Graduate Exit Seminar via Zoom - Wanderson Novais

Plan to join via Zoom Wanderson Novais's graduate exit seminar on May 4, 2021, at 10:00 a.m. Wanderson will present, "Goat Browse Selectivity and Economic Performance during Restoration Grazing in an Invaded Oak-Hickory Forest."


Oak and hickory species (Quercus spp. and Carya spp.) dominance and recruitment in eastern forests have been threatened due to fire suppression, shade-tolerant species encroachment, and non-native species invasion. Non-native species such as privet (Ligustrum spp.), multiflora rose (Rosa multiflora Thunb.), and oriental bittersweet (Celastrus orbiculatus Thunb.) compete for resources with and can exclude oak and hickory. The use of conservation grazing can be ecologically and economically sustainable. Goat meat or milk production provides a potential economic resource, and livestock grazing offers non-native vegetation control as an ecological benefit. However, goats' general and browsing behavior varies between ecosystems, and this needs to be understood prior to their introduction. Additionally, the economic impact of using conservation grazing by goats should be tested.
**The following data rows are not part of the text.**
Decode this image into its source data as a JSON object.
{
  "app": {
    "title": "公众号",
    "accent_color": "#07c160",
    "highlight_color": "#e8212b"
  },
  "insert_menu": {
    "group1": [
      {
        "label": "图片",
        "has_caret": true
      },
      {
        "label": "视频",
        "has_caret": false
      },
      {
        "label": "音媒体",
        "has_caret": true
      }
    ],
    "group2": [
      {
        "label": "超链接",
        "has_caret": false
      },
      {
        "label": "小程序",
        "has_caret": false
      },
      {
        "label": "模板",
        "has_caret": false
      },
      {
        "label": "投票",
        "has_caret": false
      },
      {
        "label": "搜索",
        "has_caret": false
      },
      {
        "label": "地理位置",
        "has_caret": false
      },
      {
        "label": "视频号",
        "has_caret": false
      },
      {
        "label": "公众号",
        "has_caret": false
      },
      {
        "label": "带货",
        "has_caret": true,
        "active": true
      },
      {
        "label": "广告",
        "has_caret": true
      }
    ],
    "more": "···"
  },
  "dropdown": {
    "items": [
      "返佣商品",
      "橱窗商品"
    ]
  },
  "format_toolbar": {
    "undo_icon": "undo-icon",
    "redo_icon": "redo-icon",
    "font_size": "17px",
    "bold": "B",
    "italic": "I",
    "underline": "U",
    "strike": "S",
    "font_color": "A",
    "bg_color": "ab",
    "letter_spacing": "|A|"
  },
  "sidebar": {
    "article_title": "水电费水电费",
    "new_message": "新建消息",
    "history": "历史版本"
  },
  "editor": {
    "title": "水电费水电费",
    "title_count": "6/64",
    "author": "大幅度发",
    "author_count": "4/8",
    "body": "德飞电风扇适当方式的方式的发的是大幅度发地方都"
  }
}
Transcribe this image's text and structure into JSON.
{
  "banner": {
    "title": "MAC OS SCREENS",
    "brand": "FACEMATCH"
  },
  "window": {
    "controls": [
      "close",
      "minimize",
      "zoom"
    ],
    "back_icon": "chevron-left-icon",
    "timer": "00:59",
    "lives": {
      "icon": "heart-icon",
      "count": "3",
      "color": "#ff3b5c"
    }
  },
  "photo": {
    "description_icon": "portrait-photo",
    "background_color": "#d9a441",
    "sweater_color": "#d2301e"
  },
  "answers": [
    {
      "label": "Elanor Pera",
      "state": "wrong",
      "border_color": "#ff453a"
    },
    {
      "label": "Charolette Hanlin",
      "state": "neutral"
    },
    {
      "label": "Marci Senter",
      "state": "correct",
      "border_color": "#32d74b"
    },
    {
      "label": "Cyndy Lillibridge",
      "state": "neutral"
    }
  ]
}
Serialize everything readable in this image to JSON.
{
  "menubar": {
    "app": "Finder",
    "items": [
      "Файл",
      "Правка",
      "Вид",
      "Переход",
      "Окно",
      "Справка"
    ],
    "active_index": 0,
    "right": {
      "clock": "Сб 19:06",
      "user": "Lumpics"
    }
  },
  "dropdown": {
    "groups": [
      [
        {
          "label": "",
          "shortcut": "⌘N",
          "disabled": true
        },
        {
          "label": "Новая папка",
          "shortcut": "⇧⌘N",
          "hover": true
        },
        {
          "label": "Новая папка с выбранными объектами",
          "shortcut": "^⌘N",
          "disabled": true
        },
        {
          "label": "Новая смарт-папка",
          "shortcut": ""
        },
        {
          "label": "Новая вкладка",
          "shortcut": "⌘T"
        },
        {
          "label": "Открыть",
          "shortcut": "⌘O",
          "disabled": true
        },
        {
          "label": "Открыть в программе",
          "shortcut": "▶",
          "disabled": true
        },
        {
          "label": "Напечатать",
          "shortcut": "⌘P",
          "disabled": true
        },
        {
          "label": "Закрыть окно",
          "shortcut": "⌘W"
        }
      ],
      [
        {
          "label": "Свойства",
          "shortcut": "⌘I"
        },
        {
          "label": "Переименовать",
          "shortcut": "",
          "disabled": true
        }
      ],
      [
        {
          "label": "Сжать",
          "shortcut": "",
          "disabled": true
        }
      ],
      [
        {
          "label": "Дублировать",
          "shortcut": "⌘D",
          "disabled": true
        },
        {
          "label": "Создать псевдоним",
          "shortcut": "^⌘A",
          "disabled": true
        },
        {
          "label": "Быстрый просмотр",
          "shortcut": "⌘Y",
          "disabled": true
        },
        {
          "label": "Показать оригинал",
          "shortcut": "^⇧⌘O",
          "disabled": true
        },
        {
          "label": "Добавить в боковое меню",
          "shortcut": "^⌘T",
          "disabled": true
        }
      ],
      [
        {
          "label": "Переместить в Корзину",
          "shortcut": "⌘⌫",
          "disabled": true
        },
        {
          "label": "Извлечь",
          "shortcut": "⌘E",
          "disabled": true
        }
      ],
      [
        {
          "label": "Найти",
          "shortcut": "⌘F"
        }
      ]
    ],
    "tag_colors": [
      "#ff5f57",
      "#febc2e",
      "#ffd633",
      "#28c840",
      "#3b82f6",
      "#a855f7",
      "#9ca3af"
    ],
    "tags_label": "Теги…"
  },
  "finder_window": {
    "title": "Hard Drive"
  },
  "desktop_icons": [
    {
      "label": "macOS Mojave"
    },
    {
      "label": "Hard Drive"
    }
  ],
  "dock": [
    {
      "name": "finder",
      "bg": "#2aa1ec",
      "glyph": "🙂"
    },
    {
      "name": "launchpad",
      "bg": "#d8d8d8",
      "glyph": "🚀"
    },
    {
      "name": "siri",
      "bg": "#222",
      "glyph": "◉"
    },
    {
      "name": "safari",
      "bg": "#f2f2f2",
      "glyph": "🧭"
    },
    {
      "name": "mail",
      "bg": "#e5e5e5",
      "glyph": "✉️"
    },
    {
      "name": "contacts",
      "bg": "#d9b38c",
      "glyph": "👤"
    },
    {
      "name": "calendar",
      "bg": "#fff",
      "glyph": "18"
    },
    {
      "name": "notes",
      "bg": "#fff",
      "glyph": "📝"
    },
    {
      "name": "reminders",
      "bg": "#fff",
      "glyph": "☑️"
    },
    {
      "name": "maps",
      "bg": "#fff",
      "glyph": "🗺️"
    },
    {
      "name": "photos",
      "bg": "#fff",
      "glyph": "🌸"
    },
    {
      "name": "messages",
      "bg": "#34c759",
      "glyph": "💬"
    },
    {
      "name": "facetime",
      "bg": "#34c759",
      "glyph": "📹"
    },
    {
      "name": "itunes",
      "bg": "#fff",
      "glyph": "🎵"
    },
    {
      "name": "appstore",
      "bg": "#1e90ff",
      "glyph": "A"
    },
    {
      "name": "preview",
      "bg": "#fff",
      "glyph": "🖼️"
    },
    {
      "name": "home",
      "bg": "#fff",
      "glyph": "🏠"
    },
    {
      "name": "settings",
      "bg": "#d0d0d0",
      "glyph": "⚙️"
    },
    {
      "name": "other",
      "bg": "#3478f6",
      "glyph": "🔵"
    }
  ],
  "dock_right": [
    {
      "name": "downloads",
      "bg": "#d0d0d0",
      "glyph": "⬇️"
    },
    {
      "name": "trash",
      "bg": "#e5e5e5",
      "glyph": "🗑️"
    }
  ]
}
This research study found that the primary behavior of goats in an invaded oak-hickory forest was browsing and ruminating. The browsing behavior of goats was similar in different vegetation compositions. Goats consumed more woody vegetation than herbaceous and had a general preference for spicebush (Lindera spp.) and privet while generally avoided multiflora rose. Forest browsing is lower in energy, leading to body weight loss in goats, making it necessary to provide nutritional feeding supplements for positive net economic returns.